County: Pembrokeshire
Community: Marloes and St. Brides (Marloes a Sain Ffrêd)
Community: Marloes and St. Brides
Locality: St Brides
Traditional County: Pembrokeshire
Constructed c.1905 to provide water for St Brides Castle and first shown on the 2nd edition Ordnance Survey map of 1908. St Brides Castle was enlarged 1905-6 for the 6th Baron Kensington by J Barbour & Bowie of Dumfries in a free Tudor style influenced by the Scottish Arts & Crafts movement. Building News reported in 1913 that ‘a new water supply, drainage and electric light’ had been installed as part of the recently completed works at the Castle with the Pump House an integral component of providing the refurbished and enlarged castle with the modern convenience of pumped fresh water.
Fitted with a Tangye engine and pump in the 1920s, presumably replacing an original pump, with a feed pipe bringing water from a spring to the east to an underground reservoir attached to the north side of the Pump House with a capacity of c16,000 gallons of water. The Pump House then pumped this water through a further pipeline to the Castle and to a second reservoir on the high ground to the SW of the Castle at a height of 57m (also on the 2nd ed. map marked as ‘Storage Tank’, at grid ref 179360 210340). The water was then gravity fed to a tank on the roof of the Castle where a filter house then processed the water for use in the house, laundry, and stables.
The Pump House fell out of use during the second half of the C20 but was restored 2000-1 by the charity the Friends of Pembrokeshire Coast National Park with the engine and pump brought back into working order. At the time of inspection it was kept open as an information and interpretation centre.
Small square building in an Arts & Crafts style, single storey with pyramidal roof and two double boarded entrance doors undercut within the SW corner. Roughcast walls, slate roof with exposed rafter ends, cast iron rainwater goods, plain ridge tiles and vent to the apex. Each roof slope with flat headed 6-light dormer and triangular ventilator above.
Enclosed by a rubble stone wall to the lane to Cranford and with partly sub-terranean reservoir attached to the north.
Now divided but originally a single space. Tangye Type ‘V’ vertical engine in-situ but behind a display window, pipework and low level door to reservoir in the accessible part. Plain boarded underside to roof, the central boss of which has been decorated with the emblem of the Friends of Pembrokeshire Coast National Park.

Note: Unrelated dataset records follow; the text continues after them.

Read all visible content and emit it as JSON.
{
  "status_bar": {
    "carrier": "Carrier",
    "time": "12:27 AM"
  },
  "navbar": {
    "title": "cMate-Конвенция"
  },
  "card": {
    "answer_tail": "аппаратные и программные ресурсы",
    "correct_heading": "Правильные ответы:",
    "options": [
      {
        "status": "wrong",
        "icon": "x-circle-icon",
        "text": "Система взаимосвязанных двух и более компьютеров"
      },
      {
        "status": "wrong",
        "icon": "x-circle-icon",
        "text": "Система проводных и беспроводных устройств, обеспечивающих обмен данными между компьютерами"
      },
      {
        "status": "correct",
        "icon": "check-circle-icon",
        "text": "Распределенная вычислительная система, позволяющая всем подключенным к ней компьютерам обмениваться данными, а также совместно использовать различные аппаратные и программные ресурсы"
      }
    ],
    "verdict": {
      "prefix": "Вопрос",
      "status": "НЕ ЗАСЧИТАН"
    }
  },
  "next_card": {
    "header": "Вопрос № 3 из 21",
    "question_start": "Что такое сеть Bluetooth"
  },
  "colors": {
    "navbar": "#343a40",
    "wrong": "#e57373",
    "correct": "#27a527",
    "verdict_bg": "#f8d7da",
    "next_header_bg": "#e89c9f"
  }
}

Included for its special architectural interest as a remarkably well preserved and rare example of a country house pump house. It is a well designed purpose built structure, modest in scale but exhibiting Arts & Crafts influences in the choice of design and decoration. It is also significant historically for its key role in providing a piped supply of water to St Brides Castle, constructed at a time when technological developments were being adopted to provide improved provision of services to country houses. Group value with St Brides Castle.